In at least one case, the strong performance of Goodwell Investments, a for-profit company that invests in microfinance institutions, actually worked against it, said Wim van der Beek, the company’s founding partner.
Mr. van der Beek said that a trustee of a pension fund that had already invested in Goodwell told him that the pension fund had been planning to invest more with the company but that the poor performance of other investments in its portfolio meant that it was now “overweighted” in that area so the pension fund couldn’t make the additional investment.
Other speakers saw reason for cautious optimism.
Amit Bouri, head of the new Global Impact Investing Network, said that even at the worst point of the downturn, Responsibility, a company in Switzerland that raises money from very wealthy individuals to invest in microfinance, was raising roughly $20-million of new capital every month.

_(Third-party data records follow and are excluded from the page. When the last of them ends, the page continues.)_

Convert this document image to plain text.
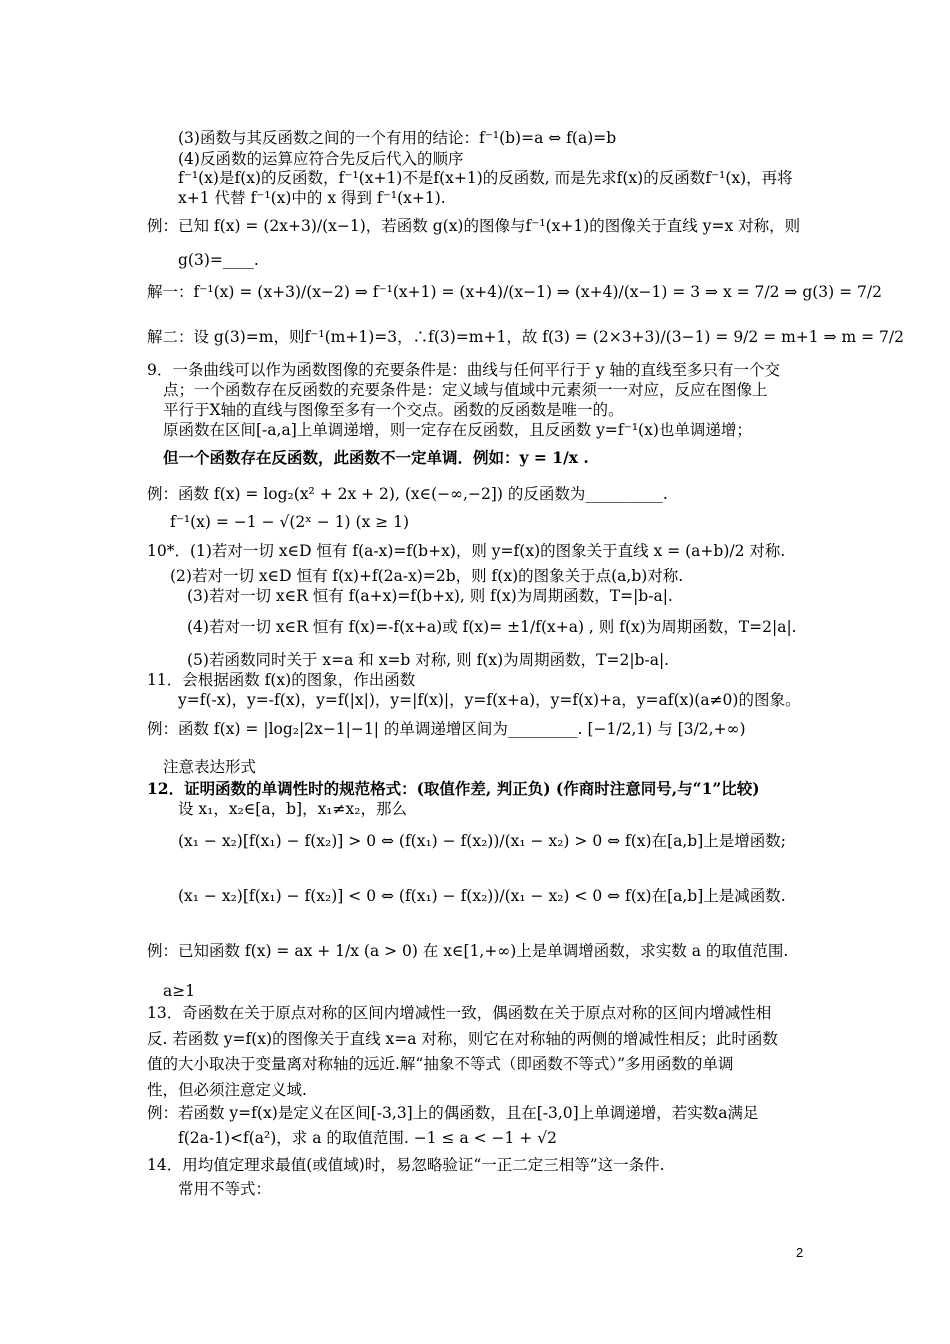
(3)函数与其反函数之间的一个有用的结论：f⁻¹(b)=a ⇔ f(a)=b
(4)反函数的运算应符合先反后代入的顺序
f⁻¹(x)是f(x)的反函数，f⁻¹(x+1)不是f(x+1)的反函数, 而是先求f(x)的反函数f⁻¹(x)，再将
x+1 代替 f⁻¹(x)中的 x 得到 f⁻¹(x+1).
例：已知 f(x) = (2x+3)/(x−1)，若函数 g(x)的图像与f⁻¹(x+1)的图像关于直线 y=x 对称，则
g(3)=____.
解一：f⁻¹(x) = (x+3)/(x−2) ⇒ f⁻¹(x+1) = (x+4)/(x−1) ⇒ (x+4)/(x−1) = 3 ⇒ x = 7/2 ⇒ g(3) = 7/2
解二：设 g(3)=m，则f⁻¹(m+1)=3，∴f(3)=m+1，故 f(3) = (2×3+3)/(3−1) = 9/2 = m+1 ⇒ m = 7/2
9．一条曲线可以作为函数图像的充要条件是：曲线与任何平行于 y 轴的直线至多只有一个交
点；一个函数存在反函数的充要条件是：定义域与值域中元素须一一对应，反应在图像上
平行于X轴的直线与图像至多有一个交点。函数的反函数是唯一的。
原函数在区间[-a,a]上单调递增，则一定存在反函数，且反函数 y=f⁻¹(x)也单调递增；
但一个函数存在反函数，此函数不一定单调．例如：y = 1/x .
例：函数 f(x) = log₂(x² + 2x + 2), (x∈(−∞,−2]) 的反函数为__________.
f⁻¹(x) = −1 − √(2ˣ − 1) (x ≥ 1)
10*．(1)若对一切 x∈D 恒有 f(a-x)=f(b+x)，则 y=f(x)的图象关于直线 x = (a+b)/2 对称.
(2)若对一切 x∈D 恒有 f(x)+f(2a-x)=2b，则 f(x)的图象关于点(a,b)对称.
(3)若对一切 x∈R 恒有 f(a+x)=f(b+x), 则 f(x)为周期函数，T=|b-a|.
(4)若对一切 x∈R 恒有 f(x)=-f(x+a)或 f(x)= ±1/f(x+a) , 则 f(x)为周期函数，T=2|a|.
(5)若函数同时关于 x=a 和 x=b 对称, 则 f(x)为周期函数，T=2|b-a|.
11．会根据函数 f(x)的图象，作出函数
y=f(-x)，y=-f(x)，y=f(|x|)，y=|f(x)|，y=f(x+a)，y=f(x)+a，y=af(x)(a≠0)的图象。
例：函数 f(x) = |log₂|2x−1|−1| 的单调递增区间为_________. [−1/2,1) 与 [3/2,+∞)
注意表达形式
12．证明函数的单调性时的规范格式：(取值作差, 判正负) (作商时注意同号,与“1”比较)
设 x₁，x₂∈[a，b]，x₁≠x₂，那么
(x₁ − x₂)[f(x₁) − f(x₂)] > 0 ⇔ (f(x₁) − f(x₂))/(x₁ − x₂) > 0 ⇔ f(x)在[a,b]上是增函数;
(x₁ − x₂)[f(x₁) − f(x₂)] < 0 ⇔ (f(x₁) − f(x₂))/(x₁ − x₂) < 0 ⇔ f(x)在[a,b]上是减函数.
例：已知函数 f(x) = ax + 1/x (a > 0) 在 x∈[1,+∞)上是单调增函数，求实数 a 的取值范围.
a≥1
13．奇函数在关于原点对称的区间内增减性一致，偶函数在关于原点对称的区间内增减性相
反. 若函数 y=f(x)的图像关于直线 x=a 对称，则它在对称轴的两侧的增减性相反；此时函数
值的大小取决于变量离对称轴的远近.解“抽象不等式（即函数不等式）”多用函数的单调
性，但必须注意定义域.
例：若函数 y=f(x)是定义在区间[-3,3]上的偶函数，且在[-3,0]上单调递增，若实数a满足
f(2a-1)<f(a²)，求 a 的取值范围. −1 ≤ a < −1 + √2
14．用均值定理求最值(或值域)时，易忽略验证“一正二定三相等”这一条件.
常用不等式：
2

“I don’t want to paint too rosy a picture,” said Mr. Bouri, “but it’s an important sign that there is still continued interest in this space.”
The amount of money under management by RSF Social Finance, a nonprofit organization that raises money from individual investors that it then lends or invests in social enterprises, rose by 10 percent in 2008, according to Don Shaffer, the group’s chief executive.
For the people who found the organization, it represented a “refuge from the traditional capital markets,” said Mr. Shaffer. But, he said, given the losses in mainstream markets, he would have expected more investors to show interest in his organization.
“We’ve moved from a shock and paralysis period to an inertia period,” said Mr. Shaffer. “It’s still very sluggish.”